Gustavo de Almeida
Ilustre passageiro da ponte aérea
31.12.2005
Marcelo Mirisola lança romance denso mas
que peca pela apatia de seus personagens
Joana a contragosto
Marcelo Mirisola
Record,
192 páginas
R$ 27,90
Alguns escritores
lavam a roupa suja em público, como os ícones da geração beat John
Fante, Charles Bukowski e, anteriormente, Nelson Algren (Um passeio
pelo lado selvagem). Outros, como o paulista Marcelo Mirisola, se
ressentem da falta de um tanque de lavar roupa - em suma, sentem
falta da vida comum para atingirem de verdade o coração do homem
médio. Como apregoou certa vez Aldous Huxley em seu Contraponto,
tentam ser mais do que um simples homem e acabam sendo menos. Esta é
a impressão que nos passa o até interessante romance Joana a
contragosto, lançado no mês passado pelo sr. Mirisola e alçado à
condição de masterpiece por alguns cronistas e ditos especialistas
em literatura. O personagem M.M., autor de ''cinco livros de
sucesso'', poderia ser na verdade - e no máximo - um coadjuvante de
O Estrangeiro, de Camus - papel, aliás, melhor exercido pelo autor.

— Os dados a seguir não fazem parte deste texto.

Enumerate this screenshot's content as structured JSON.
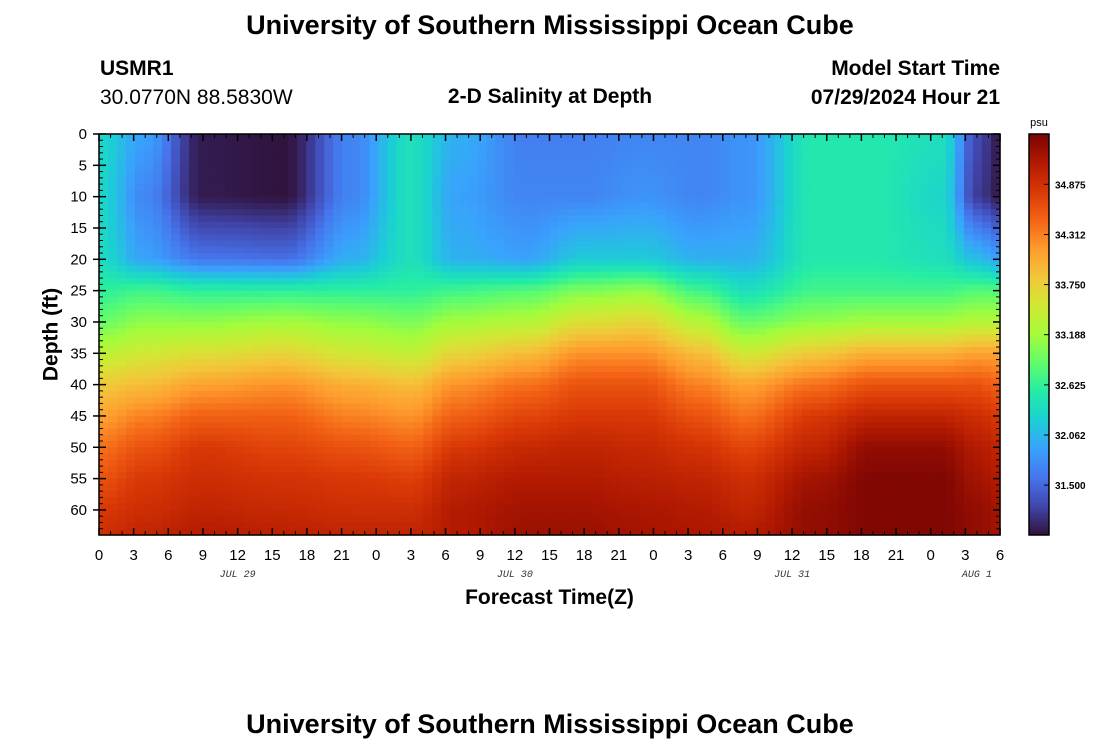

Afinal, bebe cerveja de garrafa no Lamas, bar onde há muitas décadas
só tem chope (e dos melhores). E, ao pegar um Copacabana-Leblon na
Barata Ribeiro, diz que vê a Praça Serzedelo Corrêa, ''onde Clarice
Lispector dava milho aos pombos''. Se fosse mais atento, o autor
perceberia que a dita praça, além de ficar no outro lado, na Nossa
Senhora de Copacabana, ainda abrigou um dia o corpo esquecido do
mestre João Antônio, este sim especialista nos assuntos no qual
tanto M.M. quanto Mirisola tentam obter o PhD: a desilusão, a
frustração amorosa, o niilismo urbano e a despedida.
Na orelha do livro,
o resenhista afirma que o último parágrafo de Joana a contragosto é
''provavelmente o mais belo da prosa brasileira dos últimos anos''.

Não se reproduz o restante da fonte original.